すでに鉄火場の様相を呈している場の空気に、ここでキラーパスを受け取ってはたまらないとでも思っているのだろう、井上様は不承不承という感じで頷いて見せた。

そこで廊下から布でくるんだ棒のようなものが室内へと運ばれてきた。

それを受け取った颯太は、ためらいもなくその包みをするすると剥ぎ取った。


「……ッ!」

「…我が国も陸戦の可能性を考慮してそれなりの準備を進めています」


そこででてきたのは、例のエンフィールド銃だった。

イギリス海軍の最新の正式装備であり、彼の国の元植民地であり経済的にもつながりがあるアメリカでもわずかしか持っていないだろう武器であった。
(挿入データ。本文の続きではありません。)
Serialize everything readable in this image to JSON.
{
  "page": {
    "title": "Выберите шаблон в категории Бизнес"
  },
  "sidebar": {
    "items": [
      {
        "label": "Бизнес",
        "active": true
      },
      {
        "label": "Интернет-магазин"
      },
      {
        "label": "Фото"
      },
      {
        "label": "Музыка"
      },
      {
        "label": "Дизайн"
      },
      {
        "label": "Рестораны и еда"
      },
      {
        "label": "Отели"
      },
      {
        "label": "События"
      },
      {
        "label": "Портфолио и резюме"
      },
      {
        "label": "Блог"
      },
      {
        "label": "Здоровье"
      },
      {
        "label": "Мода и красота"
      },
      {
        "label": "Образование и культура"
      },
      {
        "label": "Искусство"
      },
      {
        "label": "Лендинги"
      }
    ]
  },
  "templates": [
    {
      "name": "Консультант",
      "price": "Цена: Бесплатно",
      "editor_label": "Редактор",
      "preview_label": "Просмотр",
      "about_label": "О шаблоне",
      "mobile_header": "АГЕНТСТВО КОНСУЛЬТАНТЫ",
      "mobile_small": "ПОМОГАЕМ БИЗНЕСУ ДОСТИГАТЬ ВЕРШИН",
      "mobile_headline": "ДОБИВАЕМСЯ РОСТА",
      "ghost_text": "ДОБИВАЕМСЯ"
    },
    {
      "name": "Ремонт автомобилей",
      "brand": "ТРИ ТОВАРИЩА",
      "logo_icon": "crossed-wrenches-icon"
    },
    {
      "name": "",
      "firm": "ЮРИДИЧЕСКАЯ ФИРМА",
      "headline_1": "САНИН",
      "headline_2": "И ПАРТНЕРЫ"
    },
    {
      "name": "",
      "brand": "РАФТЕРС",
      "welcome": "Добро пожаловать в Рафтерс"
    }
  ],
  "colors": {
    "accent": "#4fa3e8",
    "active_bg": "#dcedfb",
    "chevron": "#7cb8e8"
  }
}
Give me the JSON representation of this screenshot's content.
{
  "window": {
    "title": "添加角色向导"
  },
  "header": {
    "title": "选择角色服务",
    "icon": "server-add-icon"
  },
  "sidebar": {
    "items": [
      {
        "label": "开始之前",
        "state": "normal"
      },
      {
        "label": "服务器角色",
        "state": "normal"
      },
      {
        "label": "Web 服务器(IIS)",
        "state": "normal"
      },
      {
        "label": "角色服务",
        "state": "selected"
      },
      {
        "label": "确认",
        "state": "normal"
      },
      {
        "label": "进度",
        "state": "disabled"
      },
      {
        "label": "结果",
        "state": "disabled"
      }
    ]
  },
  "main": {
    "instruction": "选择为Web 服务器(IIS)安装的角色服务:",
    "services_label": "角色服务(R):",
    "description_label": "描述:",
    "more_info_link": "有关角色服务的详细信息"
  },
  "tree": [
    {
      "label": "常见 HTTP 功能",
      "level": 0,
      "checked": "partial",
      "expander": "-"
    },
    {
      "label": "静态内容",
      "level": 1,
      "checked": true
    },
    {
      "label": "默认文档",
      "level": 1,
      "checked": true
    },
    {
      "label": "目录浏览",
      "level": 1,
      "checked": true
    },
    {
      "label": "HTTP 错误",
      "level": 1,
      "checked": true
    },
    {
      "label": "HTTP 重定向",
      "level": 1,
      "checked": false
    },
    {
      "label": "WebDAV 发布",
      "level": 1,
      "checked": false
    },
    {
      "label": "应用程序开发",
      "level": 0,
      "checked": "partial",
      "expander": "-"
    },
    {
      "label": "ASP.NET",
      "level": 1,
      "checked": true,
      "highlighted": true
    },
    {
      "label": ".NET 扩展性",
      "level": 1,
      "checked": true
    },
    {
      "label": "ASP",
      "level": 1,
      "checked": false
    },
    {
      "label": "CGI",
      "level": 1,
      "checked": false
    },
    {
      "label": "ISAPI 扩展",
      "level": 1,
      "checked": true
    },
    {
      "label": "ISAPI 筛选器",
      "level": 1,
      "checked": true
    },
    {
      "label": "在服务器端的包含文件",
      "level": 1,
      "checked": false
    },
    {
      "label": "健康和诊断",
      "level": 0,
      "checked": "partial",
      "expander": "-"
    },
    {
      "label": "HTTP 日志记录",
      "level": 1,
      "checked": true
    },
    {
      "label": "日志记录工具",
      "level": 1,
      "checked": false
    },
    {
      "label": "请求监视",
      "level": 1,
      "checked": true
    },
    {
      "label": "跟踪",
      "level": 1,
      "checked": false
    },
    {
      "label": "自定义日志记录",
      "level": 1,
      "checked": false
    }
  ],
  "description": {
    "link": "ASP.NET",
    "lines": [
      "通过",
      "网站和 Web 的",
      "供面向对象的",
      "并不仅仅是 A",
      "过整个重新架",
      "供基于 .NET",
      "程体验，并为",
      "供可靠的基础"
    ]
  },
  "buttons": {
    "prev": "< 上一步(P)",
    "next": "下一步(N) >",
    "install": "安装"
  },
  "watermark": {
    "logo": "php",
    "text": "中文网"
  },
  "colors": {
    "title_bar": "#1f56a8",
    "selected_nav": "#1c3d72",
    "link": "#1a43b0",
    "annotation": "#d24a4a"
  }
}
ひと目で自国の装備と遜色ないものと見て取ったアームストロングは、言葉を失った。

まさかもう裏でイギリスとそこまで突っ込んだ交渉が始まっているというのか……元宗主国の悪辣な駆け引きを実際に知っているがゆえに、いろいろな想像が彼の中で爆発的に広がっているのだろう。台頭しようとしている元植民地の足を引っ張ることに余念のないイギリスならば、対日交渉の邪魔を企てたとておかしなことはなかった。
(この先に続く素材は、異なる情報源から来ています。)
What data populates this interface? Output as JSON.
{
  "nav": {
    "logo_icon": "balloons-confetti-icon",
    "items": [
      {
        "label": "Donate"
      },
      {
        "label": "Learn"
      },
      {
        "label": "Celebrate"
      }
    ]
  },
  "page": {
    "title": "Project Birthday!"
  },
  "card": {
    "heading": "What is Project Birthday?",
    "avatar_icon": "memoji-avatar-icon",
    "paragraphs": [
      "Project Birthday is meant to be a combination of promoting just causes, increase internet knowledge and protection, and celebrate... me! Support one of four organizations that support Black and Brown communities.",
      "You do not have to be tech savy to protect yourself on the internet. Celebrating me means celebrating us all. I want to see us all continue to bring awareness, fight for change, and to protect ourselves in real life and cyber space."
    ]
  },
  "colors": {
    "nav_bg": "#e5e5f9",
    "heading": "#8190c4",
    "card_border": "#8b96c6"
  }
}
「さて、この新式銃がこの地にどれだけ持ち込まれているのでしょうね。…もう一度お尋ねしますが、我が国の3000の兵相手に、圧勝できるとお思いですか?」


そうして押し黙ったアームストロングから目線をそらして、颯太は立ち尽くしているハリスの方を見た。
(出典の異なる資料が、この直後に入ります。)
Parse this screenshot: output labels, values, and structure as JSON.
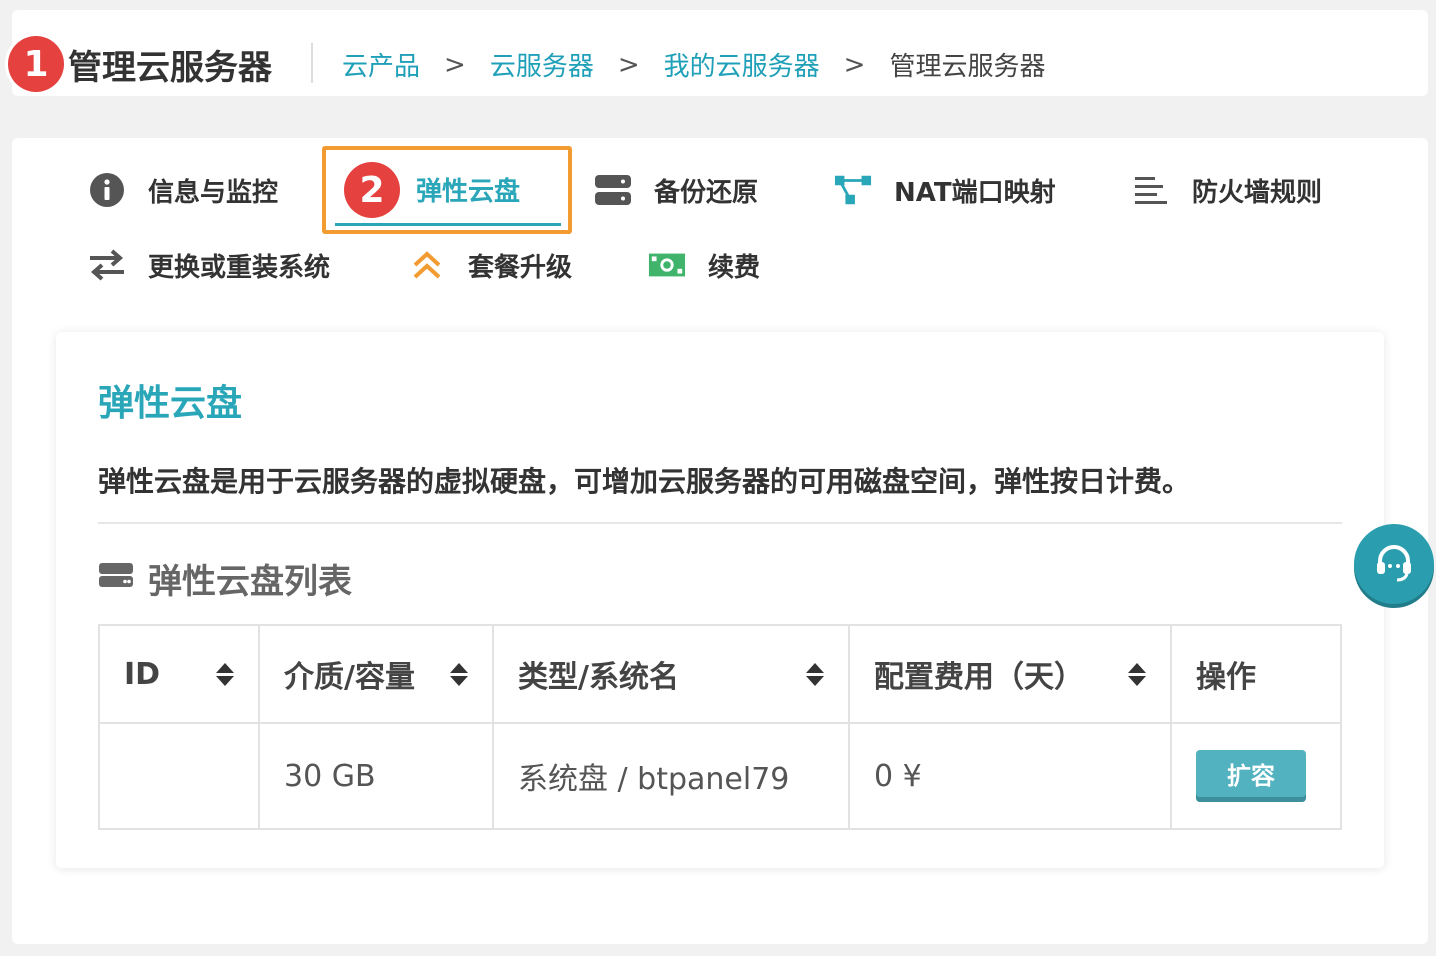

「どうしたのです? お帰りはあちらですが。…我が国との交渉が決裂して、大統領閣下の命ぜられた初代領事就任に失敗した貴殿にどのような評価が下されるのかは大変興味深いのですが、まあこちらが責任を感じる性質の話でもないので…」

「…まっ、待ってくれ」

「アメリカとの交渉はご破算となりましたが、まだ他国との同様の交渉は残っておりますので、良きパートナーは他に見つかるでしょう」

「待って、…いや、待っていただきたい」


浮かせていた腰を椅子に落とし、頭を抱えるようにテーブルに顔を伏せてしまったハリス。その見えない顔から苦鳴のような呻きが漏れた。